Selain kebunnya tak punya sertifikat HGU, PTPN IV juga memiliki tiga kebun yang diokupasi atau di sengketakan oleh pihak lain di kabupaten Simalungun. Berdasarkan dokumen dari Sub Bagian Legal Aset pada Bagian Sekretariat Perusahaan, diketahui terdapat area lahan dan bangunan milik PTPN IV yang diokupasi dan/atau bersengketa dengan pihak lain yang berlokasi di wilayah kabupaten Simalungun diantaranya Kebun Dolok Ilir seluas 140,53 Ha sengketa dengan Kelompok Tani Karya Mandiri a.n. Abdul Damanik, dkk. dan Agus Salim,dkk, kebu Bah Jambi seluas 125,00 Ha sengketa dengan Masyarakat Mariah Jambi sebanyak 147 KK mengklaim areal seluas 200 Ha Kebun Bah Jamb, Kebun Bah Butong seluas 26,88 Ha sengketa dengan Kelompok Tani Jati Sari sebanyak 39 KK, Hasil wawancara tertulis dengan Kepala Bagian Sekretariat dan Hukum menjelaskan bahwa adanya okupasi tersebut sudah terjadi sejak bertahun-tahun, kemudian saat ini pegawai perusahaan yang berada di kebun tidak mengetahui sejarah kepemilikan lahan dan saat terjadi okupasi tidak dapat mempertahankan lahan.

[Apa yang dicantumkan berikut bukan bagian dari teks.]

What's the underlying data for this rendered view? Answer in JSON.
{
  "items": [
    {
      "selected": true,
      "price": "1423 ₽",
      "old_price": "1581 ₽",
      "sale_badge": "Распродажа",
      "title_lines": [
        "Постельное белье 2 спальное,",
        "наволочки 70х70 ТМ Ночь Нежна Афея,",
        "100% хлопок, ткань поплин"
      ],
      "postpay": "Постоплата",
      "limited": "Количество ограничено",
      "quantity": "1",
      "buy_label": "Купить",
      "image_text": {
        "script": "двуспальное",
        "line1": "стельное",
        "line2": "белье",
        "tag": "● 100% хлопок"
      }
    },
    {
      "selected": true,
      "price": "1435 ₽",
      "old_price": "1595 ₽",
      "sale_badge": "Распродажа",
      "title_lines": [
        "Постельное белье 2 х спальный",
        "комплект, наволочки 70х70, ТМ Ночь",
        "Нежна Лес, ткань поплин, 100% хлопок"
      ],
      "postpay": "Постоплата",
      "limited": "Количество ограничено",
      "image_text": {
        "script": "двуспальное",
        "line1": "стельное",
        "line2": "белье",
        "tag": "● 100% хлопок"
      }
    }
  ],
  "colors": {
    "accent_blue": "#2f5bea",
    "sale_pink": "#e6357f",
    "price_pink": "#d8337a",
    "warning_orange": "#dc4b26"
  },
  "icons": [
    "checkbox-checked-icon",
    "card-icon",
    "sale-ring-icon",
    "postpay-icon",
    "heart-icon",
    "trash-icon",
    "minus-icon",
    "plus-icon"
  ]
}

Berdasarkan penelusuran atas Laporan Keuangan PTPN IV, adanya permasalahan mengenai okupasi lahan kebun seluas 856,61Ha dan tanah dan bangunan seluas 130.323m2 tersebut tidak diungkapkan dalam penjelasan atas Aset Tetap dan dalam Catatan atas Laporan Keuangan, hingga saat pemeriksaan berakhir lahan dan bangunan tersebut belum dapat dikuasai kembali oleh PTPN IV. Uraian langkah-langkah penyelesaian atas permasalahan okupasi.
Ratama Saragih pengamat kebijakan publik dan anggaran mengatakan bahwa temuan BPK ini membukakan aib BUMN yang memalukan, karena sekian tahun kebun beroperasi ternyata tak punya Sertifikat HGU dan kebun yang bersengketa, bahkan sudah menghasilkan, inikan sama aja merampok lahan Negara bahkan merampok lahan yang sudah diklaim oleh masyarakat.
Penyandang Sertifikat Survey Pengukuran Indikator Kinerja di BPK.RI ini menambhakan bahwa ada sejumlah Regulasi yang di langgar dan tak dipatuhi oleh Direktur dan jajarannya kebawah diantaranya Pasal 1 ayat (3) Peraturan Menteri Agraria dan Tata Ruang/Kepala Badan Pertanahan Nasional Nomor 7 Tahun 2017 tentang Pengaturan dan Tata Acara Penetapan Hak Guna Usaha, kemudian pasal 1 Peraturan Menteri Agraria dan Tata Ruang/Badan Pertanahan Nasional Nomor 18 Tahun 2021 tentang Tata Cara Penetapan Hak Pengelolaan dan Hak Atas Tanah, serta Surat Edaran Menteri BUMN Nomor SE-14/MBU/10/2021 tanggal 11 Oktober 2021 tentang Percepatan Program Sertifikasi dan Penertiban Aset Tanah dan Bangunan BUMN huruf E.